Question 1. I don't quite understand why we could always replace an asymmetric one with a symmetric one, and how do we do it? For example, suppose my $h(X_1,X_2)=X_1^2+X_2$, how to replace it with a new symmetric function $h^*(\cdot,\cdot)$ satisfying $h^*(X_1,X_2)=h^*(X_2,X_1)$).

Question 2. Related to the first question, I feel the highlighted sentence is a bit incomplete, and I feel the complete sentence should be something like: a given $h$ could always be replaced by a symmetric one without affecting a certain property. So I 'm wondering what property it is. I have guessed the three ones for its full meaning, and I'm wondering which one is correct:

Let $U_h=\frac{1}{{n}\choose{r}}\underset{\beta}{\sum}h(X_{\beta_1},\dots,X_{\beta_r})$, and $h$ is not necessarily symmetric.

Interpretation (1). If $h$ is not symmetric, we can always replace it with a symmetric $h^*$ such that $U_{h^*}=U_{h}$, i.e., they are always numerically equal in any sample;

Interpretation (2). If $h$ is not symmetric, we can always replace it with a symmetric $h^*$ such that $U_{h^*}$ is still unbiased for $\theta$, just like $U_{h}$;

Interpretation (3). If $h$ is not symmetric, we can always replace it with a symmetric $h^*$ such that $U_{h^*}$ and $U_{h}$ are asymptotically equivalent, in the sense that they are both consistent for $\theta$ and have exactly the same limiting distribution;

Thanks!

Answer 1

Consider the $r=2$ case to simplify the notation. Because $X_1$ and $X_2$ are iid and thus exchangeable $$Eh(X_1,X_2)=Eh(X_2,X_1)$$ so the expectation is symmetric because of the exchangeability of $X_1$ and $X_2$ rather than because of any property of $h$. But since the expectation is symmetric, we can choose $h$ symmetric. Start with an arbitrary and and define $h_s(x,y) =(h(x,y)+h(y,x))/2$. By definition $$Eh_s(X_1,X_2)=(Eh(X_2,X_1)+Eh(X_1,X_2)/2$$ and by exchangeability this is $$2Eh(X_1,X_2)/2=Eh(X_1,X_2)=\theta$$

For your second part: none of the above.

$U_h$ is not the same, it's $\theta$ that's the same. What he's saying is that we are interested in $\theta$; that for defining $\theta$ there is no loss of generality in taking $h$ symmetric; and that if we take $h$ symmetric, we can define $U_h$ as the average over unordered partitions.

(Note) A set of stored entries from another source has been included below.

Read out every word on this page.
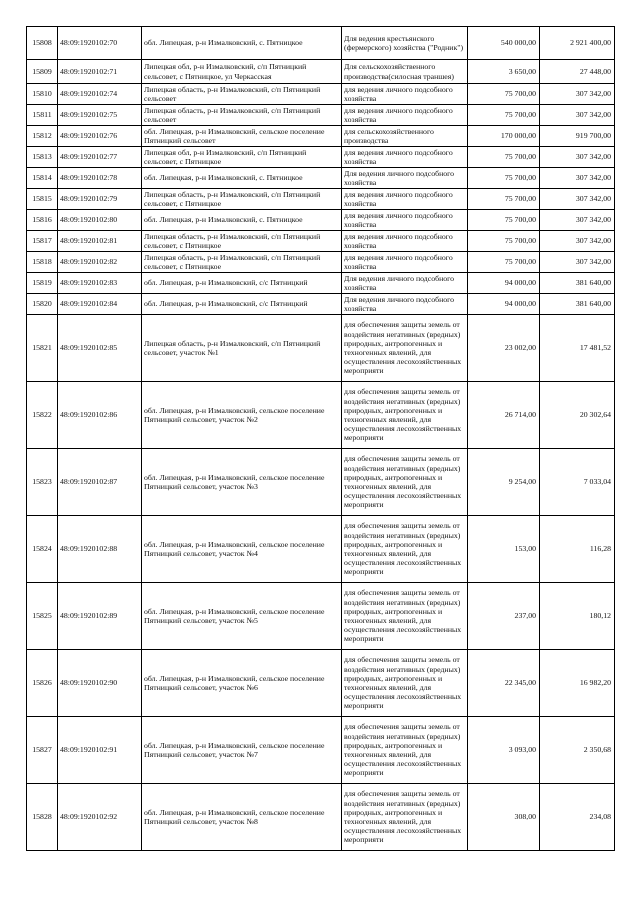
15808	48:09:1920102:70	обл. Липецкая, р-н Измалковский, с. Пятницкое	Для ведения крестьянского (фермерского) хозяйства ("Родник")	540 000,00	2 921 400,00

15809	48:09:1920102:71	Липецкая обл, р-н Измалковский, с/п Пятницкий сельсовет, с Пятницкое, ул Черкасская	Для сельскохозяйственного производства(силосная траншея)	3 650,00	27 448,00

15810	48:09:1920102:74	Липецкая область, р-н Измалковский, с/п Пятницкий сельсовет	для ведения личного подсобного хозяйства	75 700,00	307 342,00

15811	48:09:1920102:75	Липецкая область, р-н Измалковский, с/п Пятницкий сельсовет	для ведения личного подсобного хозяйства	75 700,00	307 342,00

15812	48:09:1920102:76	обл. Липецкая, р-н Измалковский, сельское поселение Пятницкий сельсовет	для сельскохозяйственного производства	170 000,00	919 700,00

15813	48:09:1920102:77	Липецкая обл, р-н Измалковский, с/п Пятницкий сельсовет, с Пятницкое	для ведения личного подсобного хозяйства	75 700,00	307 342,00

15814	48:09:1920102:78	обл. Липецкая, р-н Измалковский, с. Пятницкое	Для ведения личного подсобного хозяйства	75 700,00	307 342,00

15815	48:09:1920102:79	Липецкая область, р-н Измалковский, с/п Пятницкий сельсовет, с Пятницкое	для ведения личного подсобного хозяйства	75 700,00	307 342,00

15816	48:09:1920102:80	обл. Липецкая, р-н Измалковский, с. Пятницкое	для ведения личного подсобного хозяйства	75 700,00	307 342,00

15817	48:09:1920102:81	Липецкая область, р-н Измалковский, с/п Пятницкий сельсовет, с Пятницкое	для ведения личного подсобного хозяйства	75 700,00	307 342,00

15818	48:09:1920102:82	Липецкая область, р-н Измалковский, с/п Пятницкий сельсовет, с Пятницкое	для ведения личного подсобного хозяйства	75 700,00	307 342,00

15819	48:09:1920102:83	обл. Липецкая, р-н Измалковский, с/с Пятницкий	Для ведения личного подсобного хозяйства	94 000,00	381 640,00

15820	48:09:1920102:84	обл. Липецкая, р-н Измалковский, с/с Пятницкий	Для ведения личного подсобного хозяйства	94 000,00	381 640,00

15821	48:09:1920102:85	Липецкая область, р-н Измалковский, с/п Пятницкий сельсовет, участок №1	для обеспечения защиты земель от воздействия негативных (вредных) природных, антропогенных и техногенных явлений, для осуществления лесохозяйственных мероприяти	23 002,00	17 481,52

15822	48:09:1920102:86	обл. Липецкая, р-н Измалковский, сельское поселение Пятницкий сельсовет, участок №2	для обеспечения защиты земель от воздействия негативных (вредных) природных, антропогенных и техногенных явлений, для осуществления лесохозяйственных мероприяти	26 714,00	20 302,64

15823	48:09:1920102:87	обл. Липецкая, р-н Измалковский, сельское поселение Пятницкий сельсовет, участок №3	для обеспечения защиты земель от воздействия негативных (вредных) природных, антропогенных и техногенных явлений, для осуществления лесохозяйственных мероприяти	9 254,00	7 033,04

15824	48:09:1920102:88	обл. Липецкая, р-н Измалковский, сельское поселение Пятницкий сельсовет, участок №4	для обеспечения защиты земель от воздействия негативных (вредных) природных, антропогенных и техногенных явлений, для осуществления лесохозяйственных мероприяти	153,00	116,28

15825	48:09:1920102:89	обл. Липецкая, р-н Измалковский, сельское поселение Пятницкий сельсовет, участок №5	для обеспечения защиты земель от воздействия негативных (вредных) природных, антропогенных и техногенных явлений, для осуществления лесохозяйственных мероприяти	237,00	180,12

15826	48:09:1920102:90	обл. Липецкая, р-н Измалковский, сельское поселение Пятницкий сельсовет, участок №6	для обеспечения защиты земель от воздействия негативных (вредных) природных, антропогенных и техногенных явлений, для осуществления лесохозяйственных мероприяти	22 345,00	16 982,20

15827	48:09:1920102:91	обл. Липецкая, р-н Измалковский, сельское поселение Пятницкий сельсовет, участок №7	для обеспечения защиты земель от воздействия негативных (вредных) природных, антропогенных и техногенных явлений, для осуществления лесохозяйственных мероприяти	3 093,00	2 350,68

15828	48:09:1920102:92	обл. Липецкая, р-н Измалковский, сельское поселение Пятницкий сельсовет, участок №8	для обеспечения защиты земель от воздействия негативных (вредных) природных, антропогенных и техногенных явлений, для осуществления лесохозяйственных мероприяти	308,00	234,08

If we wanted to allow non-symmetric $h$ in the definition of $U_h$, we coud. We'd need to define $U_h$ as an average over ordered partitions. In the $r=2$ case above with a non-symmetric $h$ $$\frac{1}{n(n-1)} \sum_{i\neq j} h(X_i,X_j)=\frac{1}{n(n-1)} \sum_{i\neq j} h_s(X_i,X_j)= \frac{1}{n\choose 2}\sum_{i< j} h_s(X_i,X_j)$$

So, since $U$-statistics only give us symmetric $\theta$s, there's no loss of generality in symmetrising the $h$. Basically, the question is whether you demand symmetric $h$ in advance or construct the symmetrised $h_s$ inside your proofs.

If you wanted to study U-statistics on non-exchangeable data (eg, in my case, multistage samples) then there would be a loss of generality in taking $h$ to be symmetric.